Why I Don’t Plan To Use Any Apple Products

Well, basically, because of this. If that page offends you, then you deserve to be offended.

And seriously, I have so many completely practical reasons not to use any Apple products:

  1. I don’t want to waste a second of my life on getting used to the weird Alt, Control, Command and Option keys, or whatever they are called there. I’m efficient with using keyboard shortcuts, which are similar in Windows and graphical desktop GNU/Linux environments with Windows-style keyboards. Every time I try to use a Mac, I immediately start climbing up the walls, because the shortcuts don’t work. If you tell me that once I learn them, it gets really natural, then you are defeating the whole Mac idea of “it just works”. Not that I ever seriously thought that it’s true.
  2. I love right-clicking and I hate control-clicking. I know that I can connect a normal mouse with two or three buttons, but the very idea that by default the mouse has only one button because I’m apparently too stupid to understand the difference between right-clicking and left-clicking offends me. And the Mac touchpads come with one button. Mac lovers tell me that I can use gestures to achieve the effect of a right click, but I hate gestures with a passion. Call me old-fashioned if you will.
  3. I’ll have to buy Mac OS X even though I’m not going to use it. I once spent an hour with an experienced Mac user trying to understand how to write Hebrew from right to left properly. I suppose that it’s possible to do it there somehow, but in 2012 I don’t want to waste a second of my time on an operating system in which it’s so hard to figure out how to do such a simple thing.
  4. I do not want documents to scroll the other way. I do not want documents to scroll the other way. I do not want documents to scroll the other way.
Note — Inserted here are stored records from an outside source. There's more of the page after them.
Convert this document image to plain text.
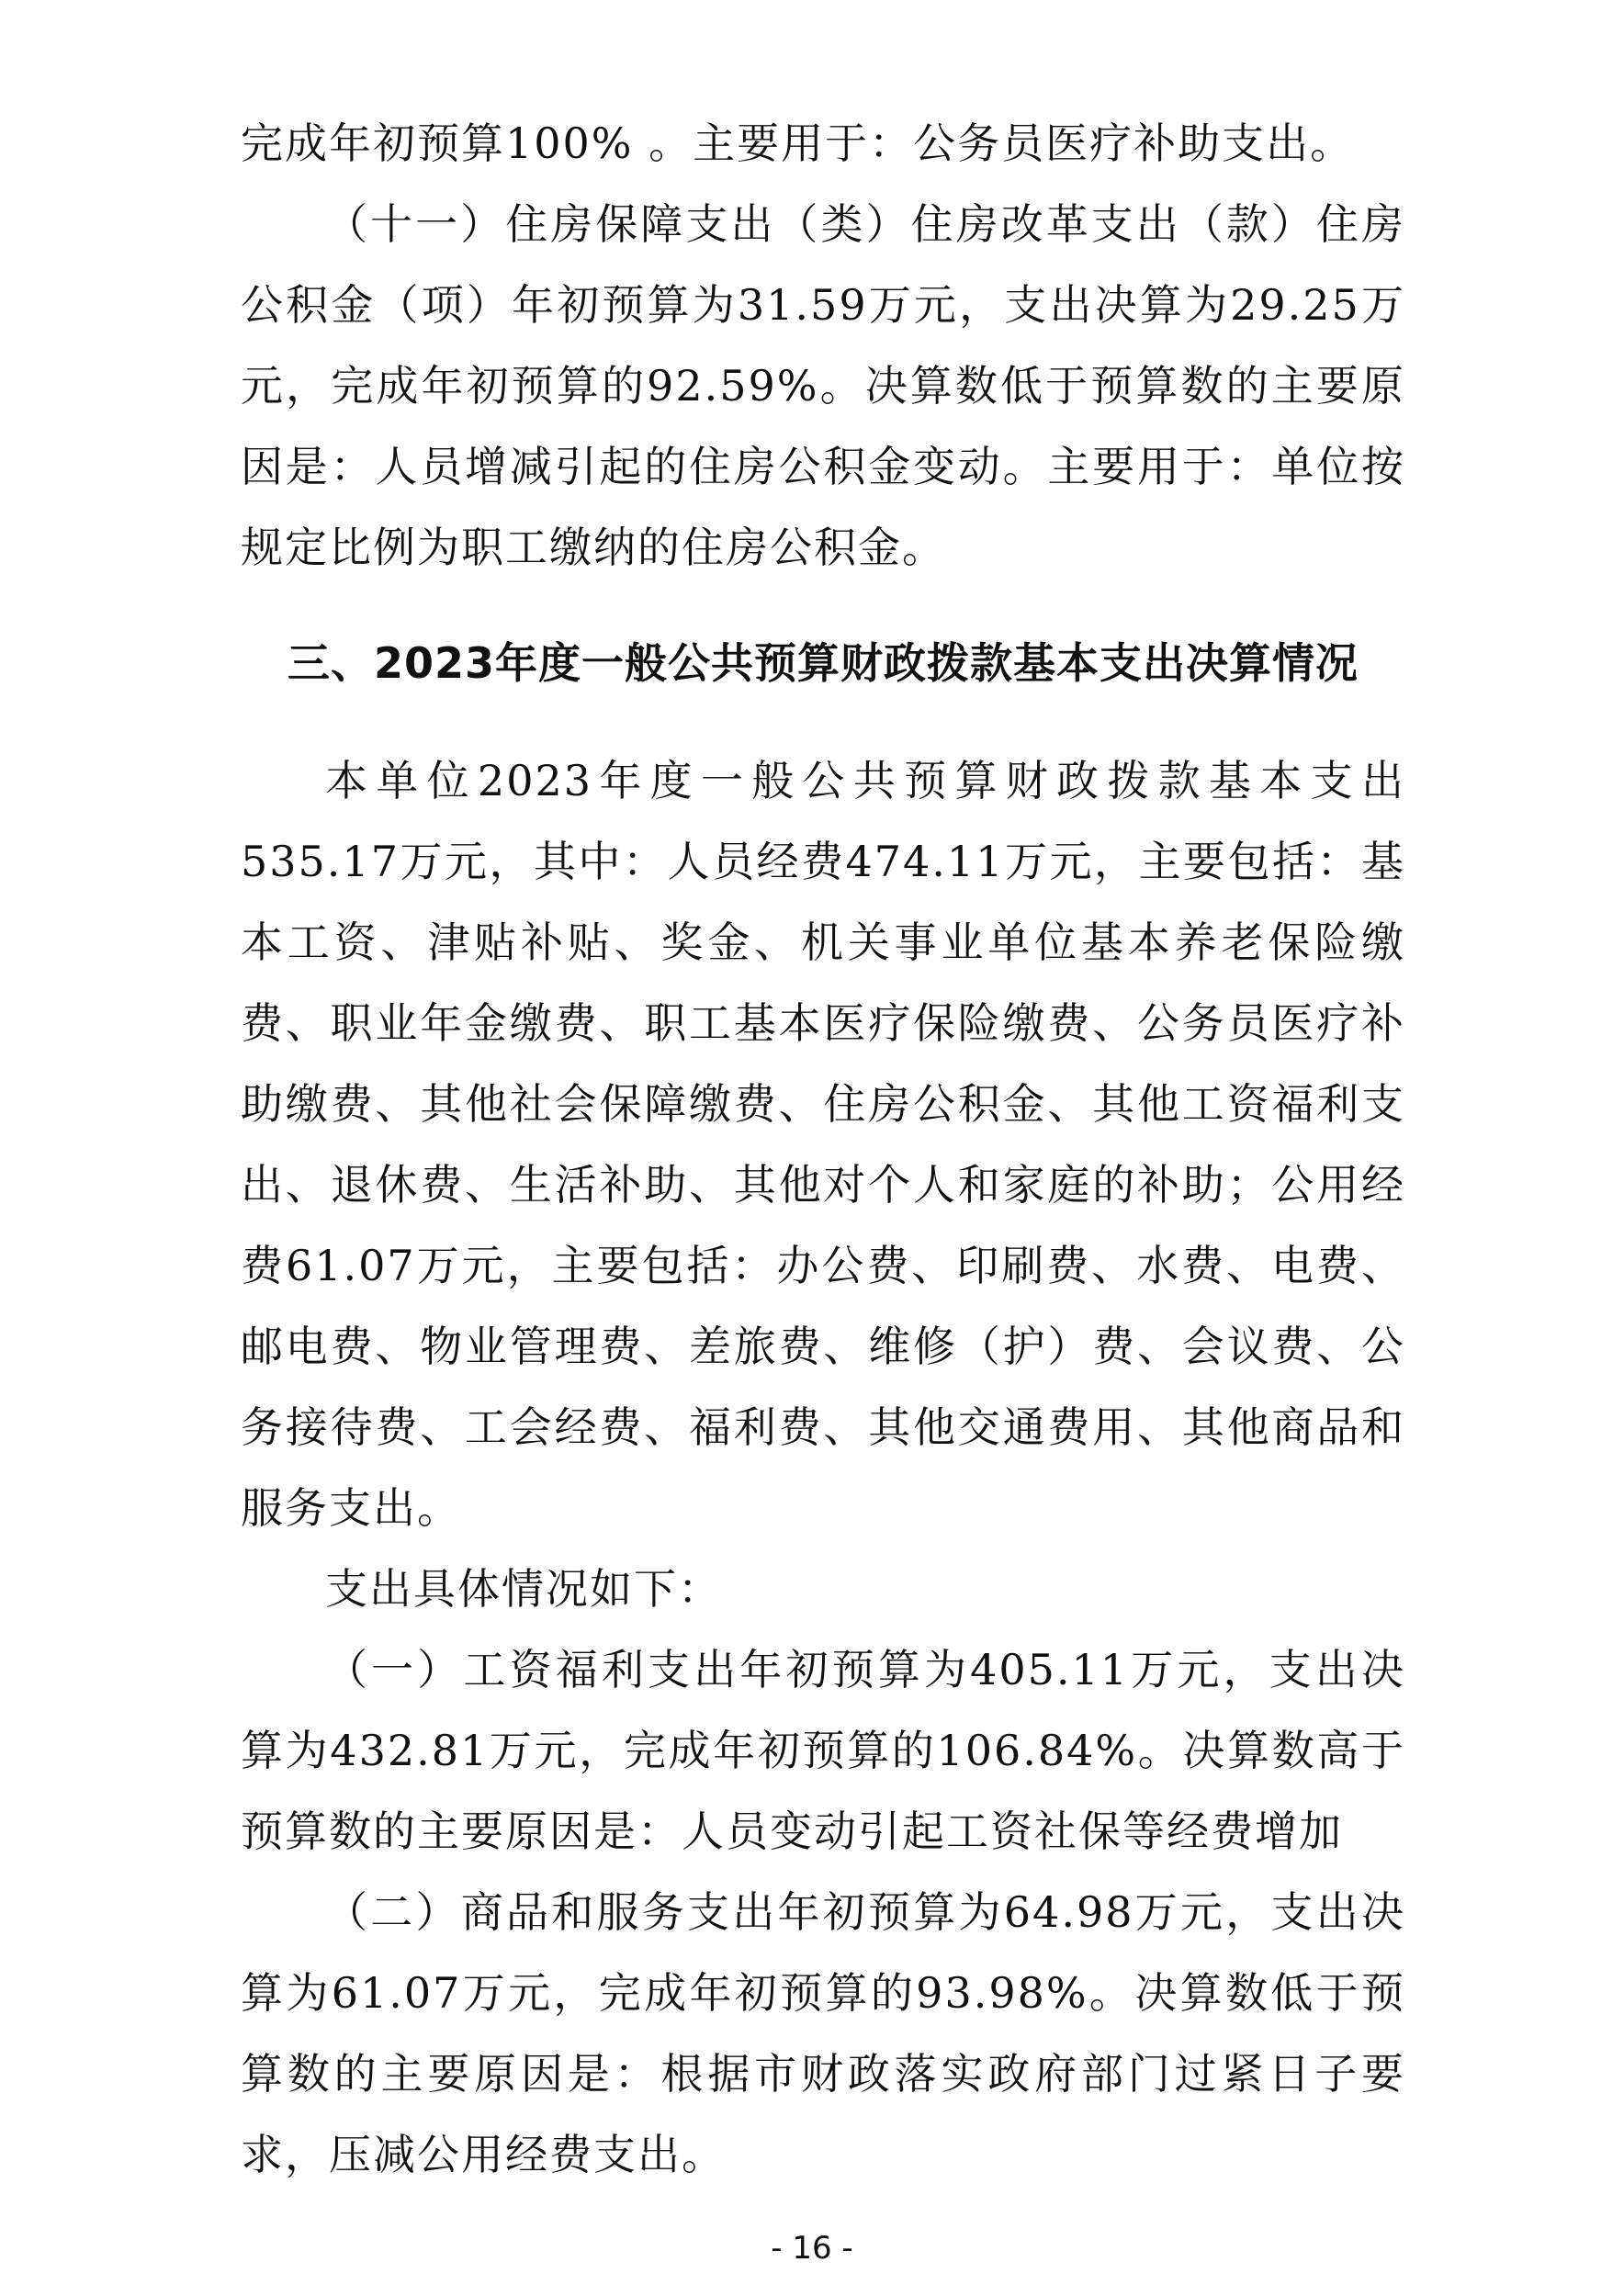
完成年初预算100% 。主要用于：公务员医疗补助支出。

（十一）住房保障支出（类）住房改革支出（款）住房公积金（项）年初预算为31.59万元，支出决算为29.25万元，完成年初预算的92.59%。决算数低于预算数的主要原因是：人员增减引起的住房公积金变动。主要用于：单位按规定比例为职工缴纳的住房公积金。

三、2023年度一般公共预算财政拨款基本支出决算情况

本单位2023年度一般公共预算财政拨款基本支出535.17万元，其中：人员经费474.11万元，主要包括：基本工资、津贴补贴、奖金、机关事业单位基本养老保险缴费、职业年金缴费、职工基本医疗保险缴费、公务员医疗补助缴费、其他社会保障缴费、住房公积金、其他工资福利支出、退休费、生活补助、其他对个人和家庭的补助；公用经费61.07万元，主要包括：办公费、印刷费、水费、电费、邮电费、物业管理费、差旅费、维修（护）费、会议费、公务接待费、工会经费、福利费、其他交通费用、其他商品和服务支出。

支出具体情况如下：

（一）工资福利支出年初预算为405.11万元，支出决算为432.81万元，完成年初预算的106.84%。决算数高于预算数的主要原因是：人员变动引起工资社保等经费增加

（二）商品和服务支出年初预算为64.98万元，支出决算为61.07万元，完成年初预算的93.98%。决算数低于预算数的主要原因是：根据市财政落实政府部门过紧日子要求，压减公用经费支出。

- 16 -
And all that – even before I get to the ideological points. For example, that Apple wants to kill the open web with walled-garden apps, that it forces app developers to get approval for everything, that its licenses are among the most obnoxiously proprietary.
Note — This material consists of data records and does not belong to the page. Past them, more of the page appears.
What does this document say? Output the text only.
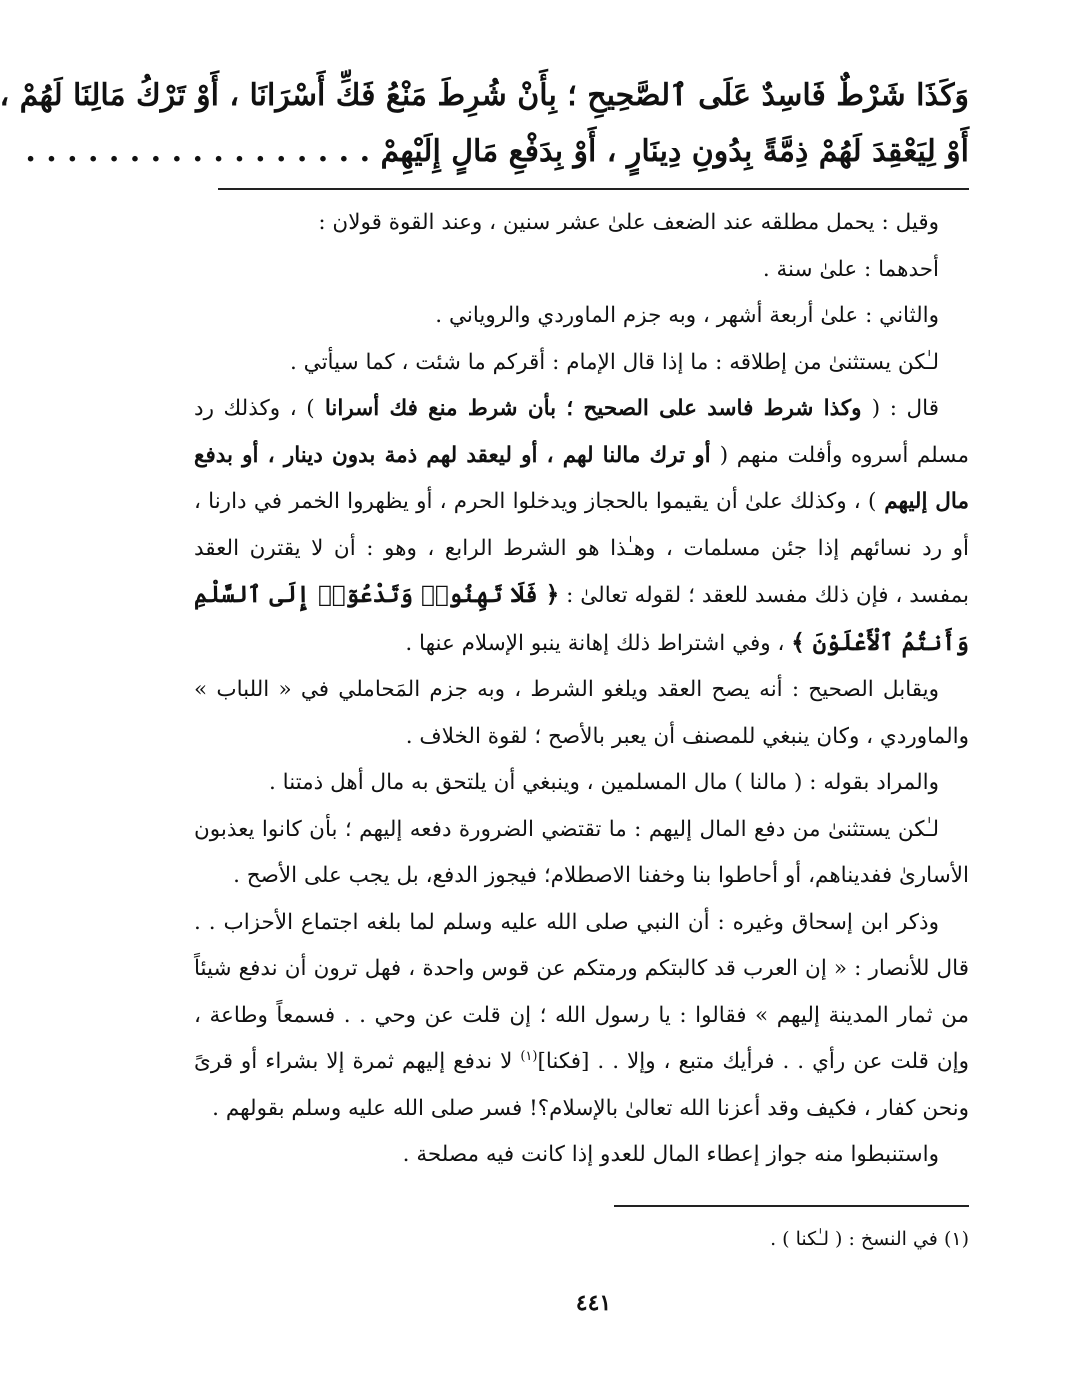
وَكَذَا شَرْطٌ فَاسِدٌ عَلَى ٱلصَّحِيحِ ؛ بِأَنْ شُرِطَ مَنْعُ فَكِّ أَسْرَانَا ، أَوْ تَرْكُ مَالِنَا لَهُمْ ،
أَوْ لِيَعْقِدَ لَهُمْ ذِمَّةً بِدُونِ دِينَارٍ ، أَوْ بِدَفْعِ مَالٍ إِلَيْهِمْ . . . . . . . . . . . . . . . . .

وقيل : يحمل مطلقه عند الضعف علىٰ عشر سنين ، وعند القوة قولان :

أحدهما : علىٰ سنة .

والثاني : علىٰ أربعة أشهر ، وبه جزم الماوردي والروياني .

لـٰكن يستثنىٰ من إطلاقه : ما إذا قال الإمام : أقركم ما شئت ، كما سيأتي .

قال : ( وكذا شرط فاسد على الصحيح ؛ بأن شرط منع فك أسرانا ) ، وكذلك رد مسلم أسروه وأفلت منهم ( أو ترك مالنا لهم ، أو ليعقد لهم ذمة بدون دينار ، أو بدفع مال إليهم ) ، وكذلك علىٰ أن يقيموا بالحجاز ويدخلوا الحرم ، أو يظهروا الخمر في دارنا ، أو رد نسائهم إذا جئن مسلمات ، وهـٰذا هو الشرط الرابع ، وهو : أن لا يقترن العقد بمفسد ، فإن ذلك مفسد للعقد ؛ لقوله تعالىٰ : ﴿ فَلَا تَهِنُوا۟ وَتَدْعُوٓا۟ إِلَى ٱلسَّلْمِ وَأَنتُمُ ٱلْأَعْلَوْنَ ﴾ ، وفي اشتراط ذلك إهانة ينبو الإسلام عنها .

ويقابل الصحيح : أنه يصح العقد ويلغو الشرط ، وبه جزم المَحاملي في « اللباب » والماوردي ، وكان ينبغي للمصنف أن يعبر بالأصح ؛ لقوة الخلاف .

والمراد بقوله : ( مالنا ) مال المسلمين ، وينبغي أن يلتحق به مال أهل ذمتنا .

لـٰكن يستثنىٰ من دفع المال إليهم : ما تقتضي الضرورة دفعه إليهم ؛ بأن كانوا يعذبون الأسارىٰ ففديناهم، أو أحاطوا بنا وخفنا الاصطلام؛ فيجوز الدفع، بل يجب على الأصح .

وذكر ابن إسحاق وغيره : أن النبي صلى الله عليه وسلم لما بلغه اجتماع الأحزاب . . قال للأنصار : « إن العرب قد كالبتكم ورمتكم عن قوس واحدة ، فهل ترون أن ندفع شيئاً من ثمار المدينة إليهم » فقالوا : يا رسول الله ؛ إن قلت عن وحي . . فسمعاً وطاعة ، وإن قلت عن رأي . . فرأيك متبع ، وإلا . . [فكنا]$^{(١)}$ لا ندفع إليهم ثمرة إلا بشراء أو قرىً ونحن كفار ، فكيف وقد أعزنا الله تعالىٰ بالإسلام؟! فسر صلى الله عليه وسلم بقولهم .

واستنبطوا منه جواز إعطاء المال للعدو إذا كانت فيه مصلحة .

(١) في النسخ : ( لـٰكنا ) .
٤٤١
That everything made by Apple is unnecessarily expensive just because it’s supposed to be more fashionable. Yes, they probably invested a bit more in design. Yes, they probably invested a bit more in the right alloy. But the main reason for their high prices is not the quality of the product and not even the fact that they are stylish, but because the high price is the thing that makes them more fashionable. This is preposterous and I am not cooperating with that.

Well, yes, Macs have certain positive points. A Mac can run all the development tools that I need – it comes with a usable Unix-style terminal and programming languages, such as PHP, Python and Ruby (I didn’t check, but probably Perl, too). It has a high-quality screen. On the average, Macbooks are usually thinner and lighter. But there are no Mac features that are compelling enough for me to bother to reconsider the above points.
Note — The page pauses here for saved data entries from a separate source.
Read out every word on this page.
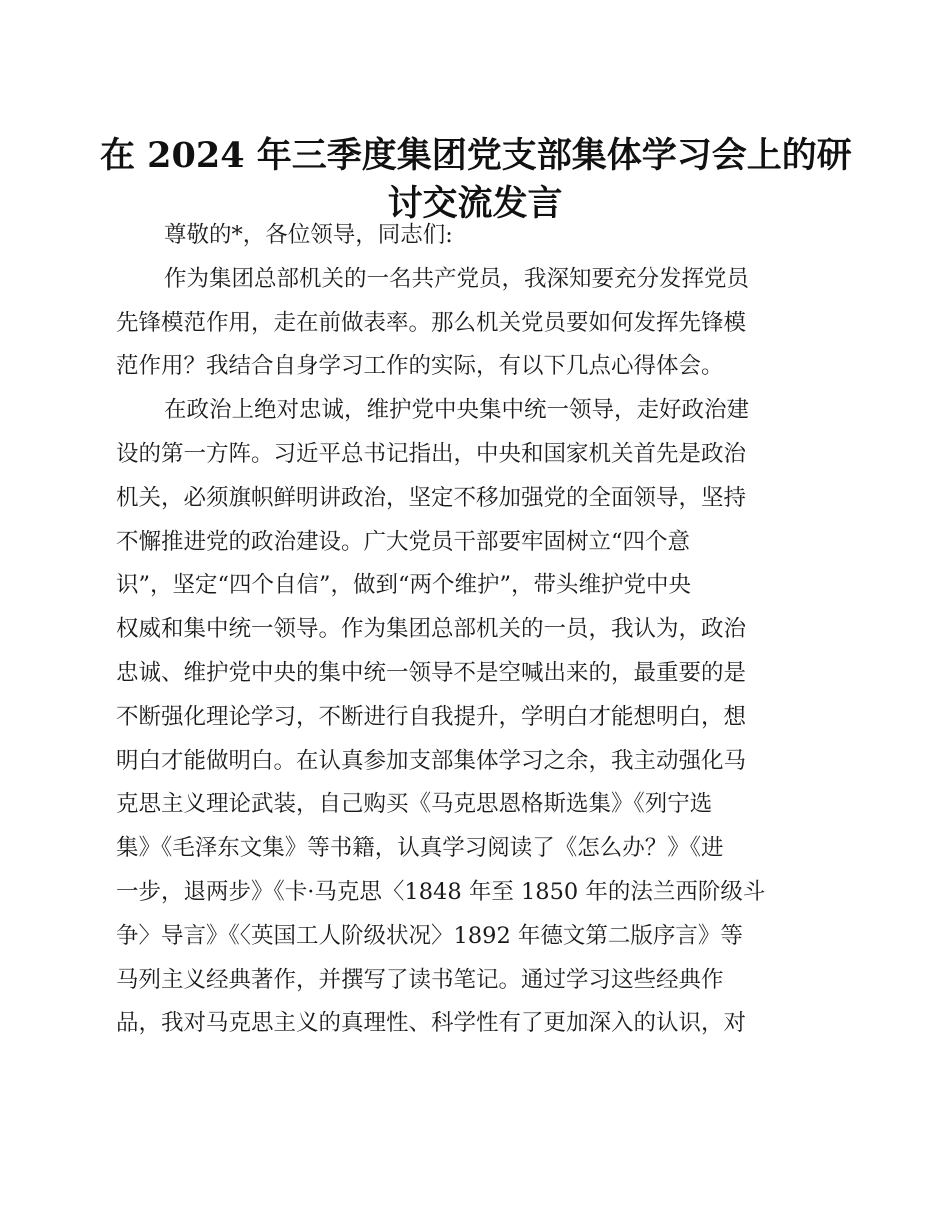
在 2024 年三季度集团党支部集体学习会上的研
讨交流发言
尊敬的*，各位领导，同志们:
作为集团总部机关的一名共产党员，我深知要充分发挥党员
先锋模范作用，走在前做表率。那么机关党员要如何发挥先锋模
范作用？我结合自身学习工作的实际，有以下几点心得体会。
在政治上绝对忠诚，维护党中央集中统一领导，走好政治建
设的第一方阵。习近平总书记指出，中央和国家机关首先是政治
机关，必须旗帜鲜明讲政治，坚定不移加强党的全面领导，坚持
不懈推进党的政治建设。广大党员干部要牢固树立“四个意
识”，坚定“四个自信”，做到“两个维护”，带头维护党中央
权威和集中统一领导。作为集团总部机关的一员，我认为，政治
忠诚、维护党中央的集中统一领导不是空喊出来的，最重要的是
不断强化理论学习，不断进行自我提升，学明白才能想明白，想
明白才能做明白。在认真参加支部集体学习之余，我主动强化马
克思主义理论武装，自己购买《马克思恩格斯选集》《列宁选
集》《毛泽东文集》等书籍，认真学习阅读了《怎么办？》《进
一步，退两步》《卡·马克思〈1848 年至 1850 年的法兰西阶级斗
争〉导言》《〈英国工人阶级状况〉1892 年德文第二版序言》等
马列主义经典著作，并撰写了读书笔记。通过学习这些经典作
品，我对马克思主义的真理性、科学性有了更加深入的认识，对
What I really fail to understand is why so many Free Software developers use Macs – but that’s a topic for a separate post.


4 thoughts on “Why I Don’t Plan To Use Any Apple Products

  1. 1. Fine, yeah, you got to get used to using cmd, not ctrl, for most shortcuts. People have done this and survived to tell. I use Ubuntu at work and a Mac at home on a daily basis, and I still somehow manage.
    2. For many years now macs are sold bundled with a mouse that supports right-clicking. (It might not be turned on by default in the preferences. I can’t remember whether 5 years ago I spent 10 seconds turning it on or not).
    3. If you’re not going to use Mac OS X, don’t buy a mac. I’ve been typing Hebrew (from right to left, no less!) on OS X for years. It’s not any more difficult than on Windows or Ubuntu. And anyway, most typing these days is done in browsers, which implement their own bidi, so the OS is mostly irrelevant.
    4. Fine, then flip the damn preference, like I did. It will take you less time than it took you to write that paragraph.

    I won’t argue with your ideological points. If they’re good enough for you to keep away from Apple products, very well. But then you should have put them at the top, above the “I’m too lazy to flip a preference”, and “I once heard you can’t type Hebrew” stuff – because they’re a lot more convincing.

      1. Yes, you would get a pretty useful hardware+OS bundle. I can’t promise you’ll like it, but it’s certainly been useful to me in the past 10+ years I’ve been using various versions of it.

        1. So he would get a nice hardware, software bundle. Why would a Lenovo not serve the same purpose? (And to avoid the “Windows Sucks!” mantra, what if he ran Linux with an Intel CPU and video card? Intel is very supportive of Linux, so I think you get similar “bundling”.)